Natürlich kann man einwenden, dass Kritiker v.a. des Lockdowns auf zentrale Motive des Menschseins unter vergesellschafteten Bedingungen verweisen und damit ganz bestimmte Verwirklichungsmöglichkeiten, Fremd- bzw. Selbst-Ansprüche oder auch Gefahren des sozialen Abstieges und sozialer Ungleichheit im Auge haben – so haben Fragen der psychologischen Dimension von Einsamkeit, aber auch drohende Verluste sozialer Kompetenzen, Effekte emotionaler und körperlicher Ausgeglichenheit, die Zwänge urbaner und familialer Situierung oder Gewalt und gesellschaftliche Entwicklungsperspektive (v.a. Bildungsrückstände von Jugendlichen) immer eine starke und berechtigte Rolle in der Kritik gespielt. Hier feinfühlig und weitsichtig zu sein, entsprechende Beobachtungen anzustellen und die richtigen Thesen bzw. Forderungen zu formulieren, stellt sicher eine große Errungenschaft zeitgenössischer Gesellschaften dar. Man kann diese Perspektive aber auch überspitzen und den Menschen als ein äußerst gefährdetes, kränkliches und abhängiges Wesen zeichnen, dass nicht von der Nabelschnur gesellschaftlicher Angebote und Unterstützungsmechanismen getrennt werden darf, ohne Schaden zu nehmen. Dann wird die gesellschaftliche, wissenschaftlich forcierte Sorge um sich und andere zu einem Gefängnis, das wir uns selber gegenseitig Schnüren.
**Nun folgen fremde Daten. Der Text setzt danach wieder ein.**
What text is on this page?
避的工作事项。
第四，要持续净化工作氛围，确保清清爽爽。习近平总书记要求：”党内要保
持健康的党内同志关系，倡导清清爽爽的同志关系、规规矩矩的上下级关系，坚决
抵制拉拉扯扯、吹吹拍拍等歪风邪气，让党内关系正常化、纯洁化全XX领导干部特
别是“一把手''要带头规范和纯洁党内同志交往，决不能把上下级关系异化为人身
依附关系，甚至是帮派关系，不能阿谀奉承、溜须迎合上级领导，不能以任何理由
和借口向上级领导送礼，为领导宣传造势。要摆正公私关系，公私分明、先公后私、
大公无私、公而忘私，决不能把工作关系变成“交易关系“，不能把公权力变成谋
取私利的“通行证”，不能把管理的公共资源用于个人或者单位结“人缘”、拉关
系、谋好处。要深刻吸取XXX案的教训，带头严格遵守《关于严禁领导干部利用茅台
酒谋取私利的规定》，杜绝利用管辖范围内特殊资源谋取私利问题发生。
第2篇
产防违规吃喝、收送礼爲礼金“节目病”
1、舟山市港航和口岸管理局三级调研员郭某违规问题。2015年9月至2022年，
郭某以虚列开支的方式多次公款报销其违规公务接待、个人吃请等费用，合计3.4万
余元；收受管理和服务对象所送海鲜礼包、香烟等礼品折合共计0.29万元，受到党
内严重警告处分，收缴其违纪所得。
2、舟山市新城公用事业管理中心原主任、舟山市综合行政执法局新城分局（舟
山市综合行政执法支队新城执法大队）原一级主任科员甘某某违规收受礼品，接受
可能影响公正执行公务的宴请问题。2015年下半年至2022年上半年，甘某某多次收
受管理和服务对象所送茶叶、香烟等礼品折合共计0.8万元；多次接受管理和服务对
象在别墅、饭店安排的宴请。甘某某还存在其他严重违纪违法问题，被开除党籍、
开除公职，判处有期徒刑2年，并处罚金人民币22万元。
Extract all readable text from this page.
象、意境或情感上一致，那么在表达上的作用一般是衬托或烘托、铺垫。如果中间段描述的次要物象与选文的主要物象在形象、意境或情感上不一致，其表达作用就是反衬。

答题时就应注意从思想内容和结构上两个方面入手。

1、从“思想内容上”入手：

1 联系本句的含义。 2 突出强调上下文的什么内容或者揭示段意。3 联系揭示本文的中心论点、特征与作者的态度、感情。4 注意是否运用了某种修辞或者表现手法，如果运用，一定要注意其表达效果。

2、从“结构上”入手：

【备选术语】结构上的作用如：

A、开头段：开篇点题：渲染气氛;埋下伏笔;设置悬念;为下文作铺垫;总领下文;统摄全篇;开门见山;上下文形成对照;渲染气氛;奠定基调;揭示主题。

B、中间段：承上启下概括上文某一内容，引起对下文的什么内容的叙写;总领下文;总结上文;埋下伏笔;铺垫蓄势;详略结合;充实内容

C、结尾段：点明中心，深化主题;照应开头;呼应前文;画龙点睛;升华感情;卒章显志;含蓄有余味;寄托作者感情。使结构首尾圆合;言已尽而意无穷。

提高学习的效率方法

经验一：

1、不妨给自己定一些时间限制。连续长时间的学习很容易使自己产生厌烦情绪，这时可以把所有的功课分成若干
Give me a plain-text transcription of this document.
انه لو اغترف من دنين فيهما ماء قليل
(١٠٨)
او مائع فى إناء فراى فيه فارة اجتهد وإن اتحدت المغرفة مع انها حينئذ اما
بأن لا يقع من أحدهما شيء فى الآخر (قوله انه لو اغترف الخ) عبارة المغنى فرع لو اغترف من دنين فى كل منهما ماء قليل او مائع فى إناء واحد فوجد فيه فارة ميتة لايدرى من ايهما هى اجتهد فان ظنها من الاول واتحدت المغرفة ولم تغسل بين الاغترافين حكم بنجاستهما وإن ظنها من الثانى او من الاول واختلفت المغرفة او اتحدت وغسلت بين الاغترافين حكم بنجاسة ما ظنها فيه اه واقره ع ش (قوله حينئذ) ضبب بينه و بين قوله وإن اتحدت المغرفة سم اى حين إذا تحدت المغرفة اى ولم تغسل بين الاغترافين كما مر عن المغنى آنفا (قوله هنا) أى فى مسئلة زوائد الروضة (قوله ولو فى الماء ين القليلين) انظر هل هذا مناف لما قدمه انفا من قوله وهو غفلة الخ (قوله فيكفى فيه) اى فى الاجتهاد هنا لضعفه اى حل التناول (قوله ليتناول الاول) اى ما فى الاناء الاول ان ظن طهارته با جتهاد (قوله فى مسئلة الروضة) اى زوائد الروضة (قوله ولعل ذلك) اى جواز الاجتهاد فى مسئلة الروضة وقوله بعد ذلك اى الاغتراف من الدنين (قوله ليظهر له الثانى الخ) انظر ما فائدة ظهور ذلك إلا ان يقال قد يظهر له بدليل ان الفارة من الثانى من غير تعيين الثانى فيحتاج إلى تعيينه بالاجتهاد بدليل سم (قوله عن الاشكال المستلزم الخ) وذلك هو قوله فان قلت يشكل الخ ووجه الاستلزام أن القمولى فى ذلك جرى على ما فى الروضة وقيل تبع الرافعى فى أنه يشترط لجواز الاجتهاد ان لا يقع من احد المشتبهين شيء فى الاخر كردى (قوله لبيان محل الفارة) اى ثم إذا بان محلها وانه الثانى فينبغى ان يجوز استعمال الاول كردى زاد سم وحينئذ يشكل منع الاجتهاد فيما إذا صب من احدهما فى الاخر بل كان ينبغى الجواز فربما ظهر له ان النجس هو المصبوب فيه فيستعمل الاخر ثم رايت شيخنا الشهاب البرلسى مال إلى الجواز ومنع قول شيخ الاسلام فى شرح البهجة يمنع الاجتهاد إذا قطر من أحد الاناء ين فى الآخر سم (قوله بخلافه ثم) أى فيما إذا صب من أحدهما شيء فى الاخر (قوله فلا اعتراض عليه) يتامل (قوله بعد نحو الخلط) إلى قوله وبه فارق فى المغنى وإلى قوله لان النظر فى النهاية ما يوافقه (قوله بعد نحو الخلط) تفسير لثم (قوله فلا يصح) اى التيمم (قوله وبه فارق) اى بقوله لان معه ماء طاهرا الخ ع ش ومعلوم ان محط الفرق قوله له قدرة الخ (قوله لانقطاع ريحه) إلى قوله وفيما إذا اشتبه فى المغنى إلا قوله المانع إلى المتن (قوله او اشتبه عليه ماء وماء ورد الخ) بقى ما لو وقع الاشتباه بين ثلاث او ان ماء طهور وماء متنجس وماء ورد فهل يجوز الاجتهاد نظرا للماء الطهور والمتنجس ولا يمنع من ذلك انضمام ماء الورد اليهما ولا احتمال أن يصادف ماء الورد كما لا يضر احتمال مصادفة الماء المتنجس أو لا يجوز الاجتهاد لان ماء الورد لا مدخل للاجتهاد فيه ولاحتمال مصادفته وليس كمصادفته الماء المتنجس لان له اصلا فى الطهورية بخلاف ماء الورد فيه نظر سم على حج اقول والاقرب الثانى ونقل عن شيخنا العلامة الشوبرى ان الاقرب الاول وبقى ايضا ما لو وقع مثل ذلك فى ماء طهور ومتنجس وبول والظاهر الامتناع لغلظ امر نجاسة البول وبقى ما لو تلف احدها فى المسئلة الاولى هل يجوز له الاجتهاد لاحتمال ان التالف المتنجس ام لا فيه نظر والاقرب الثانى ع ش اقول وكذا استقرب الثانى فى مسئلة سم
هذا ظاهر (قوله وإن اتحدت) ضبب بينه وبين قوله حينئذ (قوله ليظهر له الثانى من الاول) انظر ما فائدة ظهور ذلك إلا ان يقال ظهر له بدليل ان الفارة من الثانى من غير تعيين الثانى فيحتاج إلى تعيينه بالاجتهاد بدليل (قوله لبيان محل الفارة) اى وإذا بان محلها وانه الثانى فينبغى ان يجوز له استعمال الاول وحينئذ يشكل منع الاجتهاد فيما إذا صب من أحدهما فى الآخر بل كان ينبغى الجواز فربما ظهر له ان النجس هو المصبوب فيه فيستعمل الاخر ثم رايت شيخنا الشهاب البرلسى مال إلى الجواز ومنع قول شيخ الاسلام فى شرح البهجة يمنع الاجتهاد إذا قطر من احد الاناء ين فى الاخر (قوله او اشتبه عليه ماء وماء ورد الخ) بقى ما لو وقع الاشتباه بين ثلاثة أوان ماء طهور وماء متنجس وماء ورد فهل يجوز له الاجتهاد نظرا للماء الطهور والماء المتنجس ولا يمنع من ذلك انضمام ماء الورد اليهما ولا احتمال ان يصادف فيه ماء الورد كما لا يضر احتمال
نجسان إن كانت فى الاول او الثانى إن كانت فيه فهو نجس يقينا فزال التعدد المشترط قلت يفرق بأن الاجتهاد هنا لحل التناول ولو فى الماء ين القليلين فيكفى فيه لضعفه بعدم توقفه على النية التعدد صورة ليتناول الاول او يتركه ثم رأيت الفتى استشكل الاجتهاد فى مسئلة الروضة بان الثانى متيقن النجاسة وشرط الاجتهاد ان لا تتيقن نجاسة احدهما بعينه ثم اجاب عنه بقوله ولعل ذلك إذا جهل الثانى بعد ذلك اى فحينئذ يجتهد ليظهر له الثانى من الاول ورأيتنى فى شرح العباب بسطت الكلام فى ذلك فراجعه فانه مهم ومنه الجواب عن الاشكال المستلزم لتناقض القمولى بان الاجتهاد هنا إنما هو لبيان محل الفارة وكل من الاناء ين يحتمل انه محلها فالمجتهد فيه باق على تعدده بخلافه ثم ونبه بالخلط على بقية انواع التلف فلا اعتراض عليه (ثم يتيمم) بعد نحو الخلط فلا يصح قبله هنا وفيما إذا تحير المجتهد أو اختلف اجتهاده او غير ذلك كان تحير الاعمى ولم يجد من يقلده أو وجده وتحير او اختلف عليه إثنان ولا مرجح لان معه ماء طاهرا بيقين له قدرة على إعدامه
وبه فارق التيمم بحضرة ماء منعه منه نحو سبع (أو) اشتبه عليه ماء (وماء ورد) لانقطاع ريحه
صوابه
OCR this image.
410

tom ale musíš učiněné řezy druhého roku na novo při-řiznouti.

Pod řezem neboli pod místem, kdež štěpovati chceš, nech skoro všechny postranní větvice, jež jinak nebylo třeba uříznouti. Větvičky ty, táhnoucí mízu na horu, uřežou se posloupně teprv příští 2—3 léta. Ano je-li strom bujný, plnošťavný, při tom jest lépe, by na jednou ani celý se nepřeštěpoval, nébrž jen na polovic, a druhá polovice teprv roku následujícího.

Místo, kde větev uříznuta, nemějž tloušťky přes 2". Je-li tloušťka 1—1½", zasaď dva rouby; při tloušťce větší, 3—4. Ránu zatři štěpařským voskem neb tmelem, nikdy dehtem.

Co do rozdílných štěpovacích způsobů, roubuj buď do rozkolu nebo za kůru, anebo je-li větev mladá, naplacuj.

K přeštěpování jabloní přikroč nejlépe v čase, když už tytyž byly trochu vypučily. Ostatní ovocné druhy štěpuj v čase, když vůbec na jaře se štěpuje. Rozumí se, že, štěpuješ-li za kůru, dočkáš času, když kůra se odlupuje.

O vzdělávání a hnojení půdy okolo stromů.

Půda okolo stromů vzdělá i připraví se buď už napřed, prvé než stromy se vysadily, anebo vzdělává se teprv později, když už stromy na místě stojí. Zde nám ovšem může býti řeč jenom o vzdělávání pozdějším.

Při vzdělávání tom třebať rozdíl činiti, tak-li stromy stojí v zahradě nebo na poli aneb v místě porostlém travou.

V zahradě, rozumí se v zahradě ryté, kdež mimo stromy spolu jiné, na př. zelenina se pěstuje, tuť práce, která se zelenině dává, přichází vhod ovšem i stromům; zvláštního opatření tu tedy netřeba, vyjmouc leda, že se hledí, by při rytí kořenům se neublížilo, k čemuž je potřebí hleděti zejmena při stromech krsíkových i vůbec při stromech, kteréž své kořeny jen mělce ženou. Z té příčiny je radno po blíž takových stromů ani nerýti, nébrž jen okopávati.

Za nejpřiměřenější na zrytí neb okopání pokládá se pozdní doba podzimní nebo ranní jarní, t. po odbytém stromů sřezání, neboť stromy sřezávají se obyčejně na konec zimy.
Gleichzeitig kommt eine solche Sorge in vielerlei Hinsicht nicht über eine Affirmation des Bestehenden hinaus, das ja seinerseits, auch in den avisierten Fortschritts- und Optimierungsangeboten, durch diverse Begrenzungen und Ungleichheiten gekennzeichnet ist. Die Herausforderung der Zukunft wird wohl in der gekonnten Balance und einem gewissen Widerspruch liegen müssen, die Früchte der wissenschaftlichen Strategien eines guten Lebens gleichzeitig anzunehmen und abzulehnen, um keiner Verheißung vollständig aufzusitzen, sie aber auch nicht einfach gehen zu lassen. Für den Umgang mit der Corona-Pandemie kann es bedeuten, einerseits auf die öffentlichen Sicherungsmechanismen eingelassen zu sein, andererseits nach Herausforderungen und Spielräumen zu suchen, die nicht an Abhängigkeiten verzagen, sondern Autonomie stärken.